そんな会話をしながら、ゴロ助は眼を半開きにして日向ぼっこをしている。僕は紅茶を飲みながら、裁判のことを思い出す。そんな休日の昼下がり。


 生き物はみな老いていく。それは僕ら人間もだけれど、犬のそれはあまりにも駆け足だ。最近のゴロ助は窓辺で陽の出ているあいだ中、日向ぼっこして寝ている。あれほど達者だった言葉も、複雑に操ることはできなくなって、ほとんどしゃべらなくなった。


 あの日々はまるで嘘だったみたいで、もうSNSをゴロ助はやっていない。「しゃべれる犬仲間」も見つからず仕舞い。それでもときどき、僕らが家に帰ってくると、少し首をもたげてこちらを見やり「おかえり」そういってまた首を倒す。
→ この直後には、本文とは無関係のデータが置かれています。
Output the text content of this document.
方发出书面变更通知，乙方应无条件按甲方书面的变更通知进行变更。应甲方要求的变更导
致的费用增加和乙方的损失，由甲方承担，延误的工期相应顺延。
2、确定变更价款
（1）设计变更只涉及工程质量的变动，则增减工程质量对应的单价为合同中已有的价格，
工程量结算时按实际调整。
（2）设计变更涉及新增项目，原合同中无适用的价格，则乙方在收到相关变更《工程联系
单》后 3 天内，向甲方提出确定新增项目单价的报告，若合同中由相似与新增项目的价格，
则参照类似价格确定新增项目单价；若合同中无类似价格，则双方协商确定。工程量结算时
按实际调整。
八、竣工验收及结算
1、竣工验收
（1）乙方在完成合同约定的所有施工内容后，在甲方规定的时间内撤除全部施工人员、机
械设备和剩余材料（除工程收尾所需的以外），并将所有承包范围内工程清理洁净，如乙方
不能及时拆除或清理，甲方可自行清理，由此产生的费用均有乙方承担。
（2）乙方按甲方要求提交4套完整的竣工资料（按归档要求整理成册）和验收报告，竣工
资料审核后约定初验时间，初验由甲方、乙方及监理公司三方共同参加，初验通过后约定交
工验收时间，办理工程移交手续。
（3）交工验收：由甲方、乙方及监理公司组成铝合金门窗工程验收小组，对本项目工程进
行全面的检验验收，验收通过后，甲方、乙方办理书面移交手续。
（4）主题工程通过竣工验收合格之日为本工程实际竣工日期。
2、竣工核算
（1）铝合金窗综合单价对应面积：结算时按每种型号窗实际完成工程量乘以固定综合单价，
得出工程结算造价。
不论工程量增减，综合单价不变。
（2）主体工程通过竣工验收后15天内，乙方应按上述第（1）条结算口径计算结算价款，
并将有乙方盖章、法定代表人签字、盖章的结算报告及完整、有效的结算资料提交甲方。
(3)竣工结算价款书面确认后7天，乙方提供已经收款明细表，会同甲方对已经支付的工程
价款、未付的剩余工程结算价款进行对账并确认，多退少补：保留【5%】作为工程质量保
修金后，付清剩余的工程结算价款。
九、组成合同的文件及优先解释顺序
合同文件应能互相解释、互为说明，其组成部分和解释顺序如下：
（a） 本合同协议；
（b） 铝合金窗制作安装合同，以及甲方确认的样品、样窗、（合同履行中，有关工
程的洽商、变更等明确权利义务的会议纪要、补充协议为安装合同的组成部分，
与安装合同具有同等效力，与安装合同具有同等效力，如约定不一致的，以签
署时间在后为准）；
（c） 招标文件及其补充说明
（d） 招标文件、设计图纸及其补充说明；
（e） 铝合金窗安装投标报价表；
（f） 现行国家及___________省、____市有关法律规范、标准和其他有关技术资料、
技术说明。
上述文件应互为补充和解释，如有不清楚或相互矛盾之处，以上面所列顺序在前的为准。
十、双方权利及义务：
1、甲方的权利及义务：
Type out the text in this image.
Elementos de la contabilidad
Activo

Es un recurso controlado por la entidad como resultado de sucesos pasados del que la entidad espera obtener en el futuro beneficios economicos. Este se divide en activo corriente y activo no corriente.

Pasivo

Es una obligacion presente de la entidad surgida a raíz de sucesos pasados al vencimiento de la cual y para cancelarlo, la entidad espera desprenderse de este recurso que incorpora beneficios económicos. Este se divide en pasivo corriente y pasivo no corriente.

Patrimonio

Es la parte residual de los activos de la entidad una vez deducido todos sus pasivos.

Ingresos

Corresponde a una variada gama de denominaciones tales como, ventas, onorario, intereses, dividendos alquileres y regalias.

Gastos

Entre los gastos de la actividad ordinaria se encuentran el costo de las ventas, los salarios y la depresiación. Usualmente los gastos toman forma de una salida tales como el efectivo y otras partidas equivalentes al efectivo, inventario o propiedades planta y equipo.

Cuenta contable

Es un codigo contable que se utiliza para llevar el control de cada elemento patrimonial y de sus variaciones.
 廊下で倒れて、慌てて犬猫病院に連れて行ったこともあった。結果は「異常なし。歳で足元がふらついたんですね」


 17歳の冬、ゴロ助の目はあまり見えなくなっていた。秋には足を悪くして、散歩には行けなくなった。最期はリビングに毛布とヒーターをセットして寝かせ、陽の出ている日には毛布ごと窓辺に持って行って、日向ぼっこさせていた。


 窓越しに冬の弱い日差しを浴びながら、老いた柴犬は毛布の上に横たわっている。「なんで人間の言葉を喋れる犬になったの?習得するの、大変だったろ?」横に座って僕はたずねる。最近はもうほとんどしゃべることは無くなって、いつも僕の独り言みたいなものだ。「娘さんに」と柴犬は呟いた。


「娘さんに『お話したい』って言われたんですよ。僕が10歳くらいのころ。あの子7歳でしたかね。それで話せる犬に習いに行って」「ああ、娘も喜んでたね」「でもこんなに早く人間の子どもが大人になっちゃうとは知らなくて」今の娘は部活と塾と彼氏で忙しく、休日の今日もいない。


「話せるようになってみると、しゃべれる犬に、会いたくなった」そう言って毛布の上の柴犬は目を閉じた。「同類の犬に会いたかったですね。やり方、失敗しましたが。TikTokにしておけばよかったかもしれない」そういう問題なのか、犬一流のユーモアなのかわからなくて何も言えなかった。


 毛布の上の犬はもう喋らない。陽の光をさぐるように鼻を動かした。「窓開けようか」そう訊いても答えはなかった。風は吹いておらず、穏やかに晴れた冬の空気が流れ込んでくる。柴犬はそれを吸い込むようにしてから、小さく寝息をたてはじめる。僕はゆっくりとその頬を撫でた。むかし、彼が仔犬だったころと同じように。ただの犬だったころと同じように。